“Grangerizing" a book (more precisely extra-illustration) was a popular practice in England and America from the mid 1700s-early 1900s.1 Works of art on paper that could serve as appropriate "extra" illustrations to texts of interest were mounted on sheets uniform in size with the pages of the text; the book was taken out of its binding; the extra-illustrations were interleaved at appropriate places; the whole was rebound, often expanded to several volumes rather than the one or two with which the operation started.2
The reason this practice is called “Grangerizing” came about after the publication of the Biographical History of England from Egbert the Great to the Revolution by James Granger. This book was UNILLUSTRATED. Granger corresponded with Richard Bull, a wealthy print collector who added prints to Granger’s original.3 Bull produced an extra-illustrated version of Granger’s Biographical History which was thirty-five large folio volumes (The Bull-Granger).4
“It’s at once fascinating and horrifying—the idea that someone would purposefully destroy a book in order to build their own custom creation.”5
The Bull-Granger is now owned by the Huntington Library. There are approximately one thousand British and American extra-illustrated single volumes and sets in the Huntington Library.6 An exhibit, Illuminated Palaces: Extra-Illustrated Books from the Huntington Library,” took place July 27, 2013–Nov. 19, 2013.
The practice had defenders.7 It also had detractors.8 In fact the vitriol and passion among the book collection community is quite dramatic as summarized by Robert Shaddy.9
A few quotes give an idea of this:
Pro: It “was a refined pursuit that enlarged and expanded the mind;” It “was a refined pursuit and a signifier of high culture;” “the extra-illustrator was a creator as well as a preserver.”
Con: “The extra-illustrator is a merciless and wanton killer who perpetrated the mutilation of countless books to create an illustrated set;” “the Grangerite who has slaughtered books for a few pictures is pitiless —just as an epicure has had a sheep killed for the sweetbread;” “as the aigrette of my lady’s hat cost the life of a heron, so the deed of the Grangerite destroys the life of the book;” it is "a contagious and delirious mania."
Those against extra-illustration seem to have prevailed as the practice had died out by about 1930.
Below is an excerpt from a video loop that ran in the gallery of "Illuminated Palaces: Extra-Illustrated Books from the Huntington Library."
Shaddy, Robert A. (2000). "Grangerizing," The Book Collector 49 no.4 (winter): 535-546.

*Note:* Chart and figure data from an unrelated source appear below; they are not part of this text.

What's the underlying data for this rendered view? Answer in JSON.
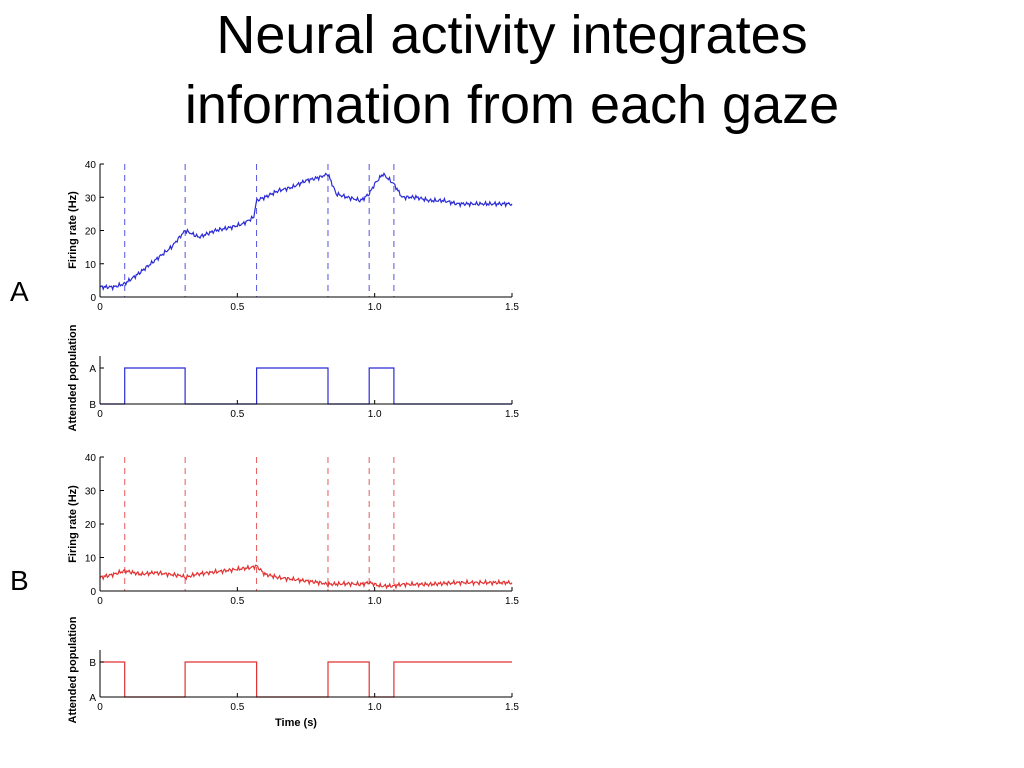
{
  "slide": {
    "title_line1": "Neural activity integrates",
    "title_line2": "information from each gaze",
    "panel_a": "A",
    "panel_b": "B"
  },
  "colors": {
    "panel_a": "#2b2bd6",
    "panel_b": "#e23232",
    "axis": "#000000"
  },
  "chart_data": [
    {
      "id": "a-firing",
      "type": "line",
      "ylabel": "Firing rate (Hz)",
      "xlabel": "",
      "xlim": [
        0,
        1.5
      ],
      "ylim": [
        0,
        40
      ],
      "xticks": [
        0,
        0.5,
        1.0,
        1.5
      ],
      "xtick_labels": [
        "0",
        "0.5",
        "1.0",
        "1.5"
      ],
      "yticks": [
        0,
        10,
        20,
        30,
        40
      ],
      "ytick_labels": [
        "0",
        "10",
        "20",
        "30",
        "40"
      ],
      "color_key": "panel_a",
      "gaze_switch_times": [
        0.09,
        0.31,
        0.57,
        0.83,
        0.98,
        1.07
      ],
      "series": [
        {
          "x": [
            0,
            0.05,
            0.09,
            0.14,
            0.2,
            0.26,
            0.31,
            0.36,
            0.42,
            0.48,
            0.52,
            0.56,
            0.57,
            0.6,
            0.65,
            0.7,
            0.75,
            0.8,
            0.83,
            0.86,
            0.9,
            0.95,
            0.98,
            1.0,
            1.03,
            1.07,
            1.1,
            1.15,
            1.2,
            1.25,
            1.3,
            1.35,
            1.4,
            1.45,
            1.5
          ],
          "y": [
            3,
            3,
            4,
            7,
            11,
            15,
            20,
            18,
            20,
            21,
            22,
            24,
            29,
            30,
            32,
            33,
            35,
            36,
            37,
            31,
            30,
            29,
            31,
            34,
            37,
            34,
            30,
            30,
            29,
            29,
            28,
            28,
            28,
            28,
            28
          ]
        }
      ]
    },
    {
      "id": "a-attended",
      "type": "line",
      "ylabel": "Attended population",
      "xlabel": "",
      "xlim": [
        0,
        1.5
      ],
      "xticks": [
        0,
        0.5,
        1.0,
        1.5
      ],
      "xtick_labels": [
        "0",
        "0.5",
        "1.0",
        "1.5"
      ],
      "ytick_labels": [
        "A",
        "B"
      ],
      "color_key": "panel_a",
      "series": [
        {
          "x": [
            0,
            0.09,
            0.09,
            0.31,
            0.31,
            0.57,
            0.57,
            0.83,
            0.83,
            0.98,
            0.98,
            1.07,
            1.07,
            1.5
          ],
          "y": [
            "B",
            "B",
            "A",
            "A",
            "B",
            "B",
            "A",
            "A",
            "B",
            "B",
            "A",
            "A",
            "B",
            "B"
          ]
        }
      ]
    },
    {
      "id": "b-firing",
      "type": "line",
      "ylabel": "Firing rate (Hz)",
      "xlabel": "",
      "xlim": [
        0,
        1.5
      ],
      "ylim": [
        0,
        40
      ],
      "xticks": [
        0,
        0.5,
        1.0,
        1.5
      ],
      "xtick_labels": [
        "0",
        "0.5",
        "1.0",
        "1.5"
      ],
      "yticks": [
        0,
        10,
        20,
        30,
        40
      ],
      "ytick_labels": [
        "0",
        "10",
        "20",
        "30",
        "40"
      ],
      "color_key": "panel_b",
      "gaze_switch_times": [
        0.09,
        0.31,
        0.57,
        0.83,
        0.98,
        1.07
      ],
      "series": [
        {
          "x": [
            0,
            0.05,
            0.09,
            0.15,
            0.2,
            0.25,
            0.3,
            0.31,
            0.35,
            0.4,
            0.45,
            0.5,
            0.55,
            0.57,
            0.6,
            0.65,
            0.7,
            0.75,
            0.8,
            0.83,
            0.9,
            0.95,
            0.98,
            1.02,
            1.07,
            1.1,
            1.2,
            1.3,
            1.4,
            1.5
          ],
          "y": [
            4,
            5,
            6,
            5,
            5.5,
            5,
            4.5,
            4,
            5,
            5.5,
            6,
            6.5,
            7,
            7.5,
            5,
            4,
            3.5,
            3,
            2.5,
            2,
            2.2,
            2,
            2.5,
            1.5,
            1.5,
            2,
            2,
            2.5,
            2.5,
            2.5
          ]
        }
      ]
    },
    {
      "id": "b-attended",
      "type": "line",
      "ylabel": "Attended population",
      "xlabel": "Time (s)",
      "xlim": [
        0,
        1.5
      ],
      "xticks": [
        0,
        0.5,
        1.0,
        1.5
      ],
      "xtick_labels": [
        "0",
        "0.5",
        "1.0",
        "1.5"
      ],
      "ytick_labels": [
        "B",
        "A"
      ],
      "color_key": "panel_b",
      "series": [
        {
          "x": [
            0,
            0.09,
            0.09,
            0.31,
            0.31,
            0.57,
            0.57,
            0.83,
            0.83,
            0.98,
            0.98,
            1.07,
            1.07,
            1.5
          ],
          "y": [
            "B",
            "B",
            "A",
            "A",
            "B",
            "B",
            "A",
            "A",
            "B",
            "B",
            "A",
            "A",
            "B",
            "B"
          ]
        }
      ]
    }
  ]
}
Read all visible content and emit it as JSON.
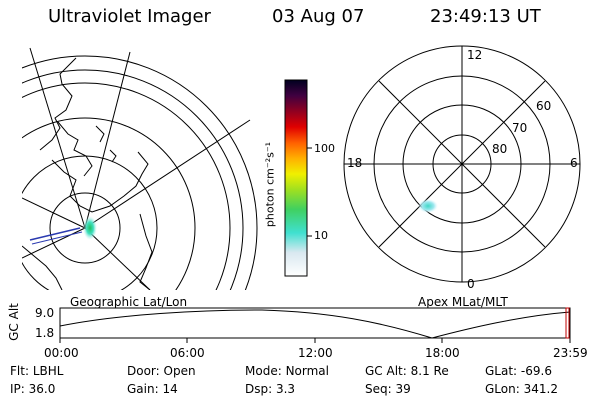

Wark, Robert R. "The Gentle Pastime of Extra-Illustrating Books." Huntington Library Quarterly 56, no. 2 (1993): 151-65.
Peltz, Lucy (2004). "Engraved Portrait Heads and the Rise of Extra-Illustration: The Eton Correspondence of the Revd James Granger and Richard Bull, 1769–1774," Walpole Society, 66 (2004), pp. 1–161.
Peltz, Lucy (2017). Facing the Text: Extra-Illustration, Print Culture, and Society in Britain, 1769-1840 (San Marino, California: Huntington Library, Art Collections, and Botanical Gardens).
Stephen Tabor (2013), curator of early printed books at The Huntington and co-curator of the exhibition, Illuminated Palaces: Extra-Illustrated Books from the Huntington Library with Lori Anne Ferrell, professor of English and history at Claremont Graduate University.
Ibid. An exhibit of these books was reviewed in 2013: Illuminated Palaces exhibit at The Huntington.
Tredwell, Daniel M. 1892. A monograph on privately illustrated books: a plea for bibliomania. New York:De Vinne Press.
Jackson, Holbrook. 1932. The anatomy of bibliomania. New York: Charles Scribner's Sons. Part XXVIII. Of grangeritis
Ibid. Shaddy.
I never realized before that this practice was so widespread. I can understand the impulse to provide additional illustrations for books and it certainly doesn't seem any worse that writing comments into books, which many collectors defend. Perhaps making a book into a more interactive object is adding value to it.
"Con: “The extra-illustrator is a merciless and wanton killer who perpetrated the mutilation of countless books to create an illustrated set;” “the Grangerite who has slaughtered books for a few pictures is pitiless —just as an epicure has had a sheep killed for the sweetbread;” “as the aigrette of my lady’s hat cost the life of a heron, so the deed of the Grangerite destroys the life of the book;” it is "a contagious and delirious mania.""
Summary: very silly. I can totally see how doing it might derange a given book pretty badly but then we're talking about whether or the process is done badly. Everyone has always done this and much worse (repurposing scrolls of greek classics as prayer books and the like). You could only justify all that if you were talking about extremely rare books.